Twenty years from now you will be more dissapointed by the things you didn't do than by the ones you did do. So throw off the bowlines. Sail away from the safe harbor. Catch the trade winds in your sails. Explore. Dream. Discover

Friday, April 16, 2010

Wan Chai - balcony barfing.

This past Tuesday I made my "Hong Kong to-do List", consisting of things around the city that I want to get done before I come home. The list consisted of many things, among them were: go for tea at the Peninsula hotel, see the skyline light show at night, hike in Sai Kung, and "Visit Wan Chai - get fucked up". This last little tidbit following Wan Chai was only added for some comical relief, but ended up getting checked off, not even on purpose. The story goes:

I had decided earlier on in the day that for the first time ever, I was going to join the crew that night in Wan Chai. Around 10pm we all met up in Ramin's room for the pre-game. Since I had previously stated that I was not going to drink and instructed the boys to not let me do so, I showed up with 2 sugar free redbulls in hand. Upon arriving at the bar just before midnight I decided to get a vodka water from the bar (since it was ladies night and girls get in and drink for free).

1 drink later and I was destroying the dance floor.

1 more after that and I was sitting on the patio/balcony barfing like it was my job.

Disturbing, I know. I have no idea what the heck happened, those of you who knew me in my drinking prime know that 3 drinks wouldn't even get me warmed up, apparently I have become a lightweight, I never thought this day would come.
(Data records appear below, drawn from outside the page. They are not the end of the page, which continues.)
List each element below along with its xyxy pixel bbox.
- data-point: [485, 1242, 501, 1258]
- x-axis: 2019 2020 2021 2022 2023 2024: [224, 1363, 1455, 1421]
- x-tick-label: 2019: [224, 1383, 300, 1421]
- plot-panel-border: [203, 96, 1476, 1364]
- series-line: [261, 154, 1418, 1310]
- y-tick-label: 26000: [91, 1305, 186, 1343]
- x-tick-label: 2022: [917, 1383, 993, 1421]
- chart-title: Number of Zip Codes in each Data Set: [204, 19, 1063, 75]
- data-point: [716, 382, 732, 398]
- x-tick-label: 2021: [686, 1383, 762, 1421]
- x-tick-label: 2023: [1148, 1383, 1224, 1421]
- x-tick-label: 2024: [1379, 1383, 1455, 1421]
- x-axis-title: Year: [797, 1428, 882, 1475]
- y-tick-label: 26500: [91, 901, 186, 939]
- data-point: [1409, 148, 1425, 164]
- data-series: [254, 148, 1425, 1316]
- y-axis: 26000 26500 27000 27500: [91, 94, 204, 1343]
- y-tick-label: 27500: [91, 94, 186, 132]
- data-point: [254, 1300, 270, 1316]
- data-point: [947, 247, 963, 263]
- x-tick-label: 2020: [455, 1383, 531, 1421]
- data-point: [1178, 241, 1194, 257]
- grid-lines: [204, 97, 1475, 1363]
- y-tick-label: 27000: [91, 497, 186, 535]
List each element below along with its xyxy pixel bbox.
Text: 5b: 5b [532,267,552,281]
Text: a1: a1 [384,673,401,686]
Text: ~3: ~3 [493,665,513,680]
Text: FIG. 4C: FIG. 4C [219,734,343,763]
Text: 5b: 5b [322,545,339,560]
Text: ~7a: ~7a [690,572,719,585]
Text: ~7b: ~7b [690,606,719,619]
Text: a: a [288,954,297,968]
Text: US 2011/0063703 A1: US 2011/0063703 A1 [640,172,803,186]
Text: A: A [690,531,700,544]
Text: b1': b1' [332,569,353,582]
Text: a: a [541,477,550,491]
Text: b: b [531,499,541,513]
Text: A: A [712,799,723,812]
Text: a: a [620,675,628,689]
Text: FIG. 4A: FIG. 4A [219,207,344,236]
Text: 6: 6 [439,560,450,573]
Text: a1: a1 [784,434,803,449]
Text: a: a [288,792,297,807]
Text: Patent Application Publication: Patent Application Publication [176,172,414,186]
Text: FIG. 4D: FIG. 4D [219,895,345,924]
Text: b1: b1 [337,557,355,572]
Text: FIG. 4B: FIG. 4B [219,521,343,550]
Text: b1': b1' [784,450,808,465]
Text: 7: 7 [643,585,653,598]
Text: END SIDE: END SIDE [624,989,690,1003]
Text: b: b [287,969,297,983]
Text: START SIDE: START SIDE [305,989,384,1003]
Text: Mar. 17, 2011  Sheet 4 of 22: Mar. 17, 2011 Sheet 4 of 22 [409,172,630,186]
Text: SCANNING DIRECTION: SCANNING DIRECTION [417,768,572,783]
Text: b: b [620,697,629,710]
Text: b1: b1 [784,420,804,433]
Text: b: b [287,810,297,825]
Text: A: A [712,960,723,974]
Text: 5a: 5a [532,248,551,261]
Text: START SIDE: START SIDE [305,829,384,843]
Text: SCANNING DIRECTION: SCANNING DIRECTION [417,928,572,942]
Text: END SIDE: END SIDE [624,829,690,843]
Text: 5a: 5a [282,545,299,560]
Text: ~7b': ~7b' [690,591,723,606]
The guys were sure that I was sick because I was low on sugar, and proceeded to run across the street to 7 11 to buy me ice cream and sat there feeding it to me like a little baby, while I proceeded to spit it out, telling them I didn't want it (first and only time that I will EVER turn down ice cream, guaranteed).

Not only did I get strangely drunk off of a ridiculously small amount of alcohol (maybe I shouldn't have asked the bartender for more vodka?), I somehow managed to lose my ocotopus card, as well as my driver's license (that I brought along for ID). Thankfully I didn't bring my credit card, mom and dad would prrrrobably have made me join some form of chinese AA... "My name is Kendall and I have a problem. That problem being that your shitty bottom of the barrel vodka and crappy bartenders have now ruined my life. Thanks for nothing."

I managed to get home in one piece with team india and boonie. They later told me that they got to enjoy the smell of my vomit the entire cab ride home... Sorry guys.

This story is bothering on so many levels. I had previously help up my end of the bargain I had with myself... To not puke in Hong Kong. Had it been necessary that I break this promise, I would have preferred it be in a toilet, and in private, not on a balcony at a crowded bar, with my head between my legs. Classy as ever. NAT.

Sidenote: not that it makes it any better whatsoever, but I would like to note that there were 3 other girlfriends of mine, and one male friend that joined the puking symphony that night. One of them barfing on a friend's lap on the cab ride home. Suckkkkka.